If you work with TArray you can just use TAlignedHeapAllocator and pass 64 in the template argument. If you use the FMemory interface you can pass the alignment to the Malloc function.

You need to do this for each input, so each input binding pointer needs to be divisible by 64.

With this you will be able to get past the error you posted

ranierin · October 8, 2025, 4:01pm

Hi @pauciloquent98 ,

This looks like a classic pointer issue. C++ is a bit more tricky to understand copy vs reference, something that is handled automatically by Python.

I recommend looking for some online tutorials that explain how C++ pointers work, what it means to pass something by copy and something by value. Without this understanding you will constantly run into access violations and other almost unexplainable errors caused by corrupt memory.

So I would just do some c++ tutorials to deepen your understanding or find someone to mentor you on it based on your specific code.

Sorry for not being able to help here

scropions · October 22, 2025, 12:36pm

Dear developers, please provide an example of connecting models like Yolo. This problem affects many, and everyone encounters it. I even created a thread about it.

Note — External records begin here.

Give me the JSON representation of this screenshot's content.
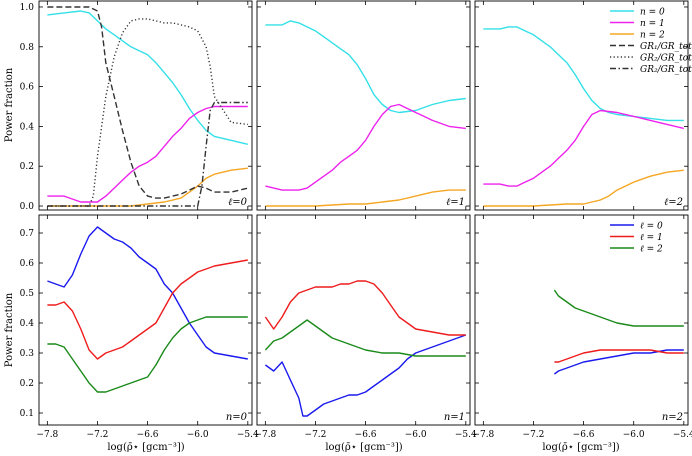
{
  "figure": {
    "ylabel": "Power fraction",
    "xlabel": "log(ρ̄⋆ [gcm⁻³])",
    "xticks": [
      "−7.8",
      "−7.2",
      "−6.6",
      "−6.0",
      "−5.4"
    ],
    "top_yticks": [
      "0.0",
      "0.2",
      "0.4",
      "0.6",
      "0.8",
      "1.0"
    ],
    "bottom_yticks": [
      "0.1",
      "0.2",
      "0.3",
      "0.4",
      "0.5",
      "0.6",
      "0.7"
    ],
    "colors": {
      "cyan": "#33e0e8",
      "magenta": "#ee22ee",
      "orange": "#f5a623",
      "blue": "#1a1aee",
      "red": "#ee1c1c",
      "green": "#1a8a1a",
      "gr": "#333333"
    }
  },
  "chart_data": [
    {
      "type": "line",
      "panel": "top-left",
      "annotation": "ℓ=0",
      "ylabel": "Power fraction",
      "xlim": [
        -7.9,
        -5.35
      ],
      "ylim": [
        -0.02,
        1.03
      ],
      "legend": [],
      "series": [
        {
          "name": "n = 0",
          "color": "cyan",
          "dash": "solid",
          "x": [
            -7.8,
            -7.6,
            -7.4,
            -7.3,
            -7.2,
            -7.1,
            -7.0,
            -6.9,
            -6.8,
            -6.7,
            -6.6,
            -6.5,
            -6.4,
            -6.3,
            -6.2,
            -6.1,
            -6.0,
            -5.9,
            -5.8,
            -5.6,
            -5.4
          ],
          "y": [
            0.96,
            0.97,
            0.98,
            0.97,
            0.93,
            0.89,
            0.86,
            0.83,
            0.8,
            0.78,
            0.76,
            0.72,
            0.67,
            0.62,
            0.56,
            0.49,
            0.43,
            0.38,
            0.35,
            0.33,
            0.31
          ]
        },
        {
          "name": "n = 1",
          "color": "magenta",
          "dash": "solid",
          "x": [
            -7.8,
            -7.6,
            -7.4,
            -7.3,
            -7.2,
            -7.1,
            -7.0,
            -6.9,
            -6.8,
            -6.7,
            -6.6,
            -6.5,
            -6.4,
            -6.3,
            -6.2,
            -6.1,
            -6.0,
            -5.9,
            -5.8,
            -5.6,
            -5.4
          ],
          "y": [
            0.05,
            0.05,
            0.02,
            0.02,
            0.02,
            0.05,
            0.09,
            0.13,
            0.17,
            0.2,
            0.22,
            0.25,
            0.3,
            0.35,
            0.39,
            0.44,
            0.47,
            0.49,
            0.5,
            0.5,
            0.5
          ]
        },
        {
          "name": "n = 2",
          "color": "orange",
          "dash": "solid",
          "x": [
            -7.8,
            -7.4,
            -7.0,
            -6.8,
            -6.6,
            -6.4,
            -6.2,
            -6.1,
            -6.0,
            -5.9,
            -5.8,
            -5.6,
            -5.4
          ],
          "y": [
            0.0,
            0.0,
            0.0,
            0.0,
            0.01,
            0.02,
            0.04,
            0.07,
            0.1,
            0.14,
            0.16,
            0.18,
            0.19
          ]
        },
        {
          "name": "GR₁/GR_tot",
          "color": "gr",
          "dash": "dashed",
          "x": [
            -7.8,
            -7.5,
            -7.3,
            -7.2,
            -7.15,
            -7.1,
            -7.0,
            -6.9,
            -6.8,
            -6.7,
            -6.6,
            -6.5,
            -6.4,
            -6.3,
            -6.2,
            -6.1,
            -6.0,
            -5.9,
            -5.8,
            -5.6,
            -5.4
          ],
          "y": [
            1.0,
            1.0,
            1.0,
            0.98,
            0.9,
            0.72,
            0.55,
            0.38,
            0.22,
            0.1,
            0.05,
            0.04,
            0.04,
            0.05,
            0.06,
            0.08,
            0.1,
            0.09,
            0.07,
            0.07,
            0.09
          ]
        },
        {
          "name": "GR₂/GR_tot",
          "color": "gr",
          "dash": "dotted",
          "x": [
            -7.8,
            -7.4,
            -7.3,
            -7.25,
            -7.2,
            -7.1,
            -7.0,
            -6.9,
            -6.8,
            -6.7,
            -6.6,
            -6.5,
            -6.4,
            -6.3,
            -6.2,
            -6.1,
            -6.0,
            -5.9,
            -5.85,
            -5.8,
            -5.6,
            -5.4
          ],
          "y": [
            0.0,
            0.0,
            0.0,
            0.05,
            0.25,
            0.55,
            0.75,
            0.87,
            0.93,
            0.94,
            0.94,
            0.93,
            0.92,
            0.92,
            0.91,
            0.9,
            0.88,
            0.8,
            0.7,
            0.55,
            0.42,
            0.41
          ]
        },
        {
          "name": "GR₂/GR_tot",
          "color": "gr",
          "dash": "dashdot",
          "x": [
            -7.8,
            -7.0,
            -6.6,
            -6.2,
            -6.0,
            -5.95,
            -5.9,
            -5.85,
            -5.8,
            -5.6,
            -5.4
          ],
          "y": [
            0.0,
            0.0,
            0.0,
            0.0,
            0.0,
            0.1,
            0.3,
            0.48,
            0.52,
            0.52,
            0.52
          ]
        }
      ]
    },
    {
      "type": "line",
      "panel": "top-middle",
      "annotation": "ℓ=1",
      "xlim": [
        -7.9,
        -5.35
      ],
      "ylim": [
        -0.02,
        1.03
      ],
      "legend": [],
      "series": [
        {
          "name": "n = 0",
          "color": "cyan",
          "dash": "solid",
          "x": [
            -7.8,
            -7.6,
            -7.5,
            -7.4,
            -7.3,
            -7.2,
            -7.1,
            -7.0,
            -6.9,
            -6.8,
            -6.7,
            -6.6,
            -6.5,
            -6.4,
            -6.3,
            -6.2,
            -6.0,
            -5.8,
            -5.6,
            -5.4
          ],
          "y": [
            0.91,
            0.91,
            0.93,
            0.92,
            0.9,
            0.88,
            0.85,
            0.82,
            0.79,
            0.76,
            0.71,
            0.64,
            0.56,
            0.51,
            0.48,
            0.47,
            0.48,
            0.51,
            0.53,
            0.54
          ]
        },
        {
          "name": "n = 1",
          "color": "magenta",
          "dash": "solid",
          "x": [
            -7.8,
            -7.6,
            -7.5,
            -7.4,
            -7.3,
            -7.2,
            -7.1,
            -7.0,
            -6.9,
            -6.8,
            -6.7,
            -6.6,
            -6.5,
            -6.4,
            -6.3,
            -6.2,
            -6.1,
            -6.0,
            -5.9,
            -5.8,
            -5.6,
            -5.4
          ],
          "y": [
            0.1,
            0.08,
            0.08,
            0.08,
            0.09,
            0.12,
            0.15,
            0.18,
            0.22,
            0.25,
            0.28,
            0.33,
            0.4,
            0.46,
            0.5,
            0.51,
            0.49,
            0.47,
            0.45,
            0.43,
            0.4,
            0.39
          ]
        },
        {
          "name": "n = 2",
          "color": "orange",
          "dash": "solid",
          "x": [
            -7.8,
            -7.2,
            -6.8,
            -6.6,
            -6.4,
            -6.2,
            -6.0,
            -5.8,
            -5.6,
            -5.4
          ],
          "y": [
            0.0,
            0.0,
            0.01,
            0.01,
            0.02,
            0.03,
            0.05,
            0.07,
            0.08,
            0.08
          ]
        }
      ]
    },
    {
      "type": "line",
      "panel": "top-right",
      "annotation": "ℓ=2",
      "xlim": [
        -7.9,
        -5.35
      ],
      "ylim": [
        -0.02,
        1.03
      ],
      "legend": [
        "n = 0",
        "n = 1",
        "n = 2",
        "GR₁/GR_tot",
        "GR₂/GR_tot",
        "GR₂/GR_tot"
      ],
      "series": [
        {
          "name": "n = 0",
          "color": "cyan",
          "dash": "solid",
          "x": [
            -7.8,
            -7.6,
            -7.5,
            -7.4,
            -7.3,
            -7.2,
            -7.1,
            -7.0,
            -6.9,
            -6.8,
            -6.7,
            -6.6,
            -6.5,
            -6.4,
            -6.3,
            -6.2,
            -6.0,
            -5.8,
            -5.6,
            -5.4
          ],
          "y": [
            0.89,
            0.89,
            0.9,
            0.9,
            0.88,
            0.86,
            0.83,
            0.8,
            0.76,
            0.72,
            0.66,
            0.59,
            0.53,
            0.49,
            0.47,
            0.46,
            0.45,
            0.44,
            0.43,
            0.43
          ]
        },
        {
          "name": "n = 1",
          "color": "magenta",
          "dash": "solid",
          "x": [
            -7.8,
            -7.6,
            -7.5,
            -7.4,
            -7.3,
            -7.2,
            -7.1,
            -7.0,
            -6.9,
            -6.8,
            -6.7,
            -6.6,
            -6.5,
            -6.4,
            -6.2,
            -6.0,
            -5.8,
            -5.6,
            -5.4
          ],
          "y": [
            0.11,
            0.11,
            0.1,
            0.1,
            0.12,
            0.14,
            0.17,
            0.2,
            0.24,
            0.28,
            0.33,
            0.4,
            0.46,
            0.48,
            0.47,
            0.45,
            0.43,
            0.41,
            0.39
          ]
        },
        {
          "name": "n = 2",
          "color": "orange",
          "dash": "solid",
          "x": [
            -7.8,
            -7.2,
            -6.8,
            -6.6,
            -6.4,
            -6.3,
            -6.2,
            -6.0,
            -5.8,
            -5.6,
            -5.4
          ],
          "y": [
            0.0,
            0.0,
            0.01,
            0.01,
            0.03,
            0.05,
            0.08,
            0.12,
            0.15,
            0.17,
            0.18
          ]
        }
      ]
    },
    {
      "type": "line",
      "panel": "bottom-left",
      "annotation": "n=0",
      "ylabel": "Power fraction",
      "xlabel": "log(ρ̄⋆ [gcm⁻³])",
      "xlim": [
        -7.9,
        -5.35
      ],
      "ylim": [
        0.06,
        0.76
      ],
      "legend": [],
      "series": [
        {
          "name": "ℓ = 0",
          "color": "blue",
          "dash": "solid",
          "x": [
            -7.8,
            -7.7,
            -7.6,
            -7.5,
            -7.4,
            -7.3,
            -7.2,
            -7.1,
            -7.0,
            -6.9,
            -6.8,
            -6.7,
            -6.6,
            -6.5,
            -6.4,
            -6.3,
            -6.2,
            -6.1,
            -6.0,
            -5.9,
            -5.8,
            -5.6,
            -5.4
          ],
          "y": [
            0.54,
            0.53,
            0.52,
            0.56,
            0.63,
            0.69,
            0.72,
            0.7,
            0.68,
            0.67,
            0.65,
            0.62,
            0.6,
            0.58,
            0.53,
            0.5,
            0.45,
            0.4,
            0.36,
            0.32,
            0.3,
            0.29,
            0.28
          ]
        },
        {
          "name": "ℓ = 1",
          "color": "red",
          "dash": "solid",
          "x": [
            -7.8,
            -7.7,
            -7.6,
            -7.5,
            -7.4,
            -7.3,
            -7.2,
            -7.1,
            -7.0,
            -6.9,
            -6.8,
            -6.7,
            -6.6,
            -6.5,
            -6.4,
            -6.3,
            -6.2,
            -6.1,
            -6.0,
            -5.9,
            -5.8,
            -5.6,
            -5.4
          ],
          "y": [
            0.46,
            0.46,
            0.47,
            0.44,
            0.38,
            0.31,
            0.28,
            0.3,
            0.31,
            0.32,
            0.34,
            0.36,
            0.38,
            0.4,
            0.45,
            0.5,
            0.53,
            0.55,
            0.57,
            0.58,
            0.59,
            0.6,
            0.61
          ]
        },
        {
          "name": "ℓ = 2",
          "color": "green",
          "dash": "solid",
          "x": [
            -7.8,
            -7.7,
            -7.6,
            -7.5,
            -7.4,
            -7.3,
            -7.2,
            -7.1,
            -7.0,
            -6.9,
            -6.8,
            -6.7,
            -6.6,
            -6.5,
            -6.4,
            -6.3,
            -6.2,
            -6.1,
            -6.0,
            -5.9,
            -5.8,
            -5.6,
            -5.4
          ],
          "y": [
            0.33,
            0.33,
            0.32,
            0.28,
            0.24,
            0.2,
            0.17,
            0.17,
            0.18,
            0.19,
            0.2,
            0.21,
            0.22,
            0.26,
            0.31,
            0.35,
            0.38,
            0.4,
            0.41,
            0.42,
            0.42,
            0.42,
            0.42
          ]
        }
      ]
    },
    {
      "type": "line",
      "panel": "bottom-middle",
      "annotation": "n=1",
      "xlabel": "log(ρ̄⋆ [gcm⁻³])",
      "xlim": [
        -7.9,
        -5.35
      ],
      "ylim": [
        0.06,
        0.76
      ],
      "legend": [],
      "series": [
        {
          "name": "ℓ = 0",
          "color": "blue",
          "dash": "solid",
          "x": [
            -7.8,
            -7.7,
            -7.6,
            -7.5,
            -7.4,
            -7.35,
            -7.3,
            -7.2,
            -7.1,
            -7.0,
            -6.9,
            -6.8,
            -6.7,
            -6.6,
            -6.5,
            -6.4,
            -6.3,
            -6.2,
            -6.1,
            -6.0,
            -5.8,
            -5.6,
            -5.4
          ],
          "y": [
            0.26,
            0.24,
            0.27,
            0.21,
            0.15,
            0.09,
            0.09,
            0.11,
            0.13,
            0.14,
            0.15,
            0.16,
            0.16,
            0.17,
            0.19,
            0.21,
            0.23,
            0.25,
            0.28,
            0.3,
            0.32,
            0.34,
            0.36
          ]
        },
        {
          "name": "ℓ = 1",
          "color": "red",
          "dash": "solid",
          "x": [
            -7.8,
            -7.7,
            -7.6,
            -7.5,
            -7.4,
            -7.3,
            -7.2,
            -7.1,
            -7.0,
            -6.9,
            -6.8,
            -6.7,
            -6.6,
            -6.5,
            -6.4,
            -6.3,
            -6.2,
            -6.1,
            -6.0,
            -5.8,
            -5.6,
            -5.4
          ],
          "y": [
            0.42,
            0.38,
            0.42,
            0.47,
            0.5,
            0.51,
            0.52,
            0.52,
            0.52,
            0.53,
            0.53,
            0.54,
            0.54,
            0.53,
            0.5,
            0.46,
            0.42,
            0.4,
            0.38,
            0.37,
            0.36,
            0.36
          ]
        },
        {
          "name": "ℓ = 2",
          "color": "green",
          "dash": "solid",
          "x": [
            -7.8,
            -7.7,
            -7.6,
            -7.5,
            -7.4,
            -7.3,
            -7.2,
            -7.1,
            -7.0,
            -6.8,
            -6.6,
            -6.4,
            -6.2,
            -6.0,
            -5.8,
            -5.6,
            -5.4
          ],
          "y": [
            0.31,
            0.34,
            0.35,
            0.37,
            0.39,
            0.41,
            0.39,
            0.37,
            0.35,
            0.33,
            0.31,
            0.3,
            0.3,
            0.29,
            0.29,
            0.29,
            0.29
          ]
        }
      ]
    },
    {
      "type": "line",
      "panel": "bottom-right",
      "annotation": "n=2",
      "xlabel": "log(ρ̄⋆ [gcm⁻³])",
      "xlim": [
        -7.9,
        -5.35
      ],
      "ylim": [
        0.06,
        0.76
      ],
      "legend": [
        "ℓ = 0",
        "ℓ = 1",
        "ℓ = 2"
      ],
      "series": [
        {
          "name": "ℓ = 0",
          "color": "blue",
          "dash": "solid",
          "x": [
            -6.95,
            -6.9,
            -6.8,
            -6.7,
            -6.6,
            -6.4,
            -6.2,
            -6.0,
            -5.8,
            -5.6,
            -5.4
          ],
          "y": [
            0.23,
            0.24,
            0.25,
            0.26,
            0.27,
            0.28,
            0.29,
            0.3,
            0.3,
            0.31,
            0.31
          ]
        },
        {
          "name": "ℓ = 1",
          "color": "red",
          "dash": "solid",
          "x": [
            -6.95,
            -6.9,
            -6.8,
            -6.7,
            -6.6,
            -6.4,
            -6.2,
            -6.0,
            -5.8,
            -5.6,
            -5.4
          ],
          "y": [
            0.27,
            0.27,
            0.28,
            0.29,
            0.3,
            0.31,
            0.31,
            0.31,
            0.31,
            0.3,
            0.3
          ]
        },
        {
          "name": "ℓ = 2",
          "color": "green",
          "dash": "solid",
          "x": [
            -6.95,
            -6.9,
            -6.8,
            -6.7,
            -6.6,
            -6.4,
            -6.2,
            -6.0,
            -5.8,
            -5.6,
            -5.4
          ],
          "y": [
            0.51,
            0.49,
            0.47,
            0.45,
            0.44,
            0.42,
            0.4,
            0.39,
            0.39,
            0.39,
            0.39
          ]
        }
      ]
    }
  ]
}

yolov8 and Neural Networks for begginers - Development / Programming & Scripting - Epic Developer Community Forums

Dead_Morose · October 30, 2025, 4:47am

I made a little example. It is realtime neural style transfer sample forked from old Microsoft repo updated to Unreal Engine 5.5 and the Neural Network Engine (NNE) Render Dependency Graph (RDG) runtime.